In the 2010s, most squatting actions continued to be in Prague, although there were also squatted projects in for example Olomouc.

Cibulka in Prague is a derelict homestead constructed in the 14th-century which has been occupied several times since the 1990s. In 2007 the villa was reoccupied and then emptied after a fight in which three police officers and four squatters were injured. It was reoccupied again in 2012 and the owner granted permission for the squatters to live there, only to withdraw the licence in 2015, when the building was again evicted.

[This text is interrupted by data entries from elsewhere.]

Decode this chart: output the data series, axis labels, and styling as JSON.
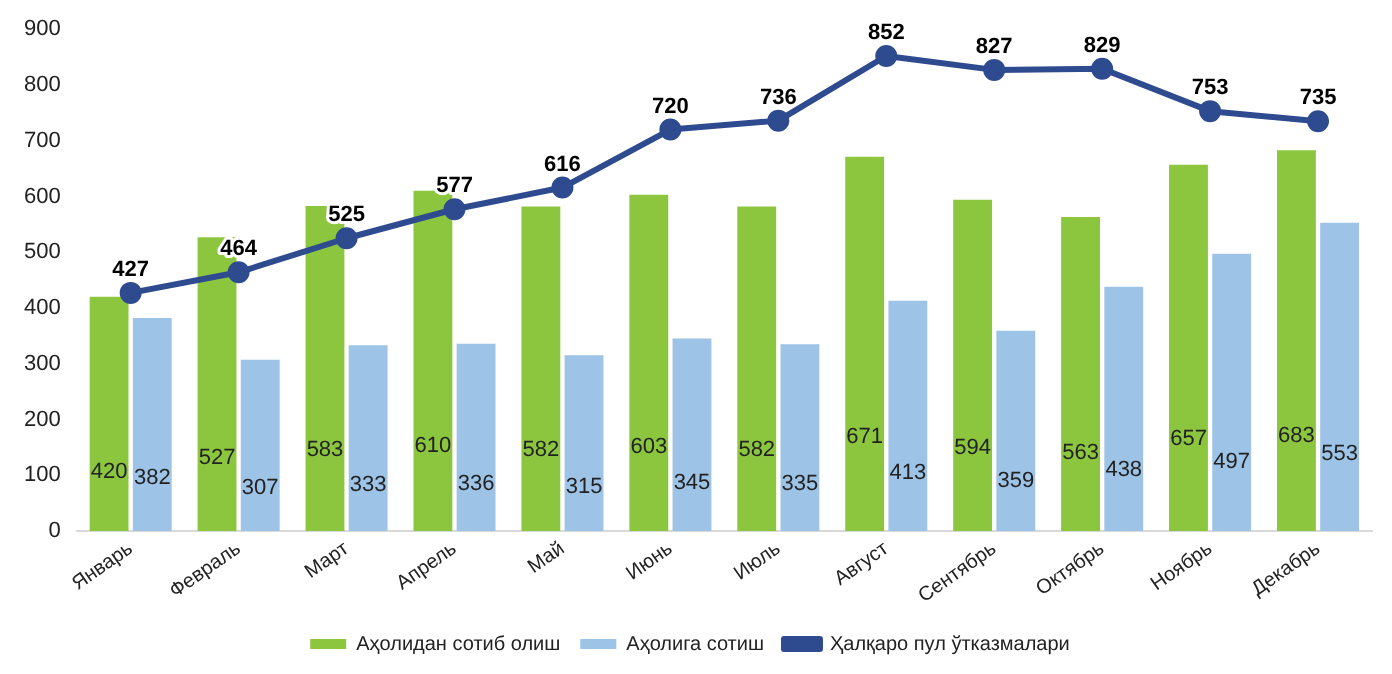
{
  "chart_data": {
    "type": "bar",
    "categories": [
      "Январь",
      "Февраль",
      "Март",
      "Апрель",
      "Май",
      "Июнь",
      "Июль",
      "Август",
      "Сентябрь",
      "Октябрь",
      "Ноябрь",
      "Декабрь"
    ],
    "series": [
      {
        "name": "Аҳолидан сотиб олиш",
        "color": "#8cc63f",
        "values": [
          420,
          527,
          583,
          610,
          582,
          603,
          582,
          671,
          594,
          563,
          657,
          683
        ]
      },
      {
        "name": "Аҳолига сотиш",
        "color": "#9dc3e6",
        "values": [
          382,
          307,
          333,
          336,
          315,
          345,
          335,
          413,
          359,
          438,
          497,
          553
        ]
      },
      {
        "name": "Ҳалқаро пул ўтказмалари",
        "type": "line",
        "color": "#2f4b8f",
        "marker": "circle",
        "values": [
          427,
          464,
          525,
          577,
          616,
          720,
          736,
          852,
          827,
          829,
          753,
          735
        ]
      }
    ],
    "ylim": [
      0,
      900
    ],
    "yticks": [
      0,
      100,
      200,
      300,
      400,
      500,
      600,
      700,
      800,
      900
    ],
    "grid": false,
    "legend": "bottom",
    "data_labels": true
  }
}
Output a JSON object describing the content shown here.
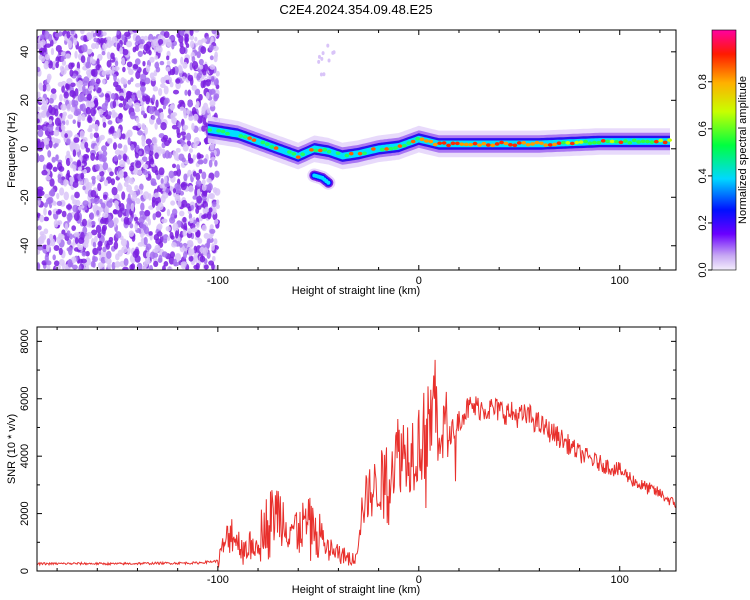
{
  "title": "C2E4.2024.354.09.48.E25",
  "colors": {
    "snr_line": "#e8302c",
    "noise_dot": "#8a2be2",
    "axis": "#000000"
  },
  "chart_data": [
    {
      "type": "heatmap",
      "xlabel": "Height of straight line (km)",
      "ylabel": "Frequency (Hz)",
      "xlim": [
        -190,
        128
      ],
      "ylim": [
        -50,
        49
      ],
      "x_ticks": [
        "-100",
        "0",
        "100"
      ],
      "y_ticks": [
        "-40",
        "-20",
        "0",
        "20",
        "40"
      ],
      "colorbar": {
        "label": "Normalized spectral amplitude",
        "range": [
          0,
          1
        ],
        "ticks": [
          "0.0",
          "0.2",
          "0.4",
          "0.6",
          "0.8"
        ],
        "colormap": "rainbow (magenta/white to blue to cyan to green to yellow to red to magenta)"
      },
      "ridge_track": {
        "description": "Main spectral ridge (frequency vs height)",
        "x": [
          -105,
          -90,
          -80,
          -70,
          -60,
          -52,
          -45,
          -38,
          -30,
          -20,
          -10,
          0,
          10,
          30,
          60,
          90,
          125
        ],
        "y": [
          8,
          6,
          3,
          0,
          -3,
          0,
          -1,
          -3,
          -2,
          0,
          1,
          4,
          2,
          2,
          2,
          3,
          3
        ]
      },
      "secondary_branch": {
        "x": [
          -52,
          -48,
          -45
        ],
        "y": [
          -11,
          -12,
          -14
        ]
      },
      "noise_region": {
        "x": [
          -190,
          -102
        ],
        "description": "scattered low-amplitude speckle across all frequencies"
      }
    },
    {
      "type": "line",
      "xlabel": "Height of straight line (km)",
      "ylabel": "SNR (10 * v/v)",
      "xlim": [
        -190,
        128
      ],
      "ylim": [
        0,
        8500
      ],
      "x_ticks": [
        "-100",
        "0",
        "100"
      ],
      "y_ticks": [
        "0",
        "2000",
        "4000",
        "6000",
        "8000"
      ],
      "series": [
        {
          "x": [
            -190,
            -170,
            -150,
            -130,
            -110,
            -100,
            -97,
            -93,
            -90,
            -85,
            -80,
            -75,
            -70,
            -65,
            -60,
            -55,
            -50,
            -45,
            -40,
            -35,
            -32,
            -28,
            -25,
            -20,
            -15,
            -10,
            -5,
            0,
            5,
            8,
            10,
            12,
            15,
            20,
            25,
            30,
            35,
            40,
            45,
            50,
            55,
            60,
            70,
            80,
            90,
            100,
            110,
            120,
            128
          ],
          "y": [
            250,
            260,
            250,
            270,
            280,
            350,
            900,
            1400,
            1000,
            800,
            1300,
            1800,
            2100,
            1600,
            1500,
            1700,
            1400,
            800,
            600,
            500,
            400,
            2200,
            2700,
            3000,
            3500,
            4200,
            4100,
            4500,
            4900,
            6000,
            5300,
            4800,
            4700,
            5300,
            5700,
            5700,
            5650,
            5600,
            5500,
            5400,
            5400,
            5100,
            4650,
            4100,
            3750,
            3500,
            3000,
            2700,
            2300
          ]
        }
      ]
    }
  ]
}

To mark the twentieth anniversary of the eviction of Ladronka, the group Vzpominky na budoucnost (Memories of the Future) occupied empty houses in 2013. The buildings were all quickly cleared and the actions gave rise to the movement Obsaď a Žij (Occupy and Live), which then for the next two years occupied derelict properties in order to provoke a discussion concerning housing in Prague. For the first time since the early 1990s, the mainstream media reacted positively to the symbolic actions, in particular supporting a day-long occupation of an empty building owned by billionaire real estate investor Radovan Vítek.

Klinika, a former medical centre in Žižkov, Prague, was occupied in November 2014. It was almost immediately evicted, but after demonstrations were held in support and celebrities backed the project, it was granted a one-year contract by the Finance Minister, Andrej Babiš. After the contract expired, Klinika was not given up and thus became squatted again. The centre organised a community laundry, a kindergarten, an infoshop, migrant support and benefit gigs. It was finally evicted in 2019. Ladronka, Milada and Klinika are the longest lasting and most influential squats in the Czech Republic.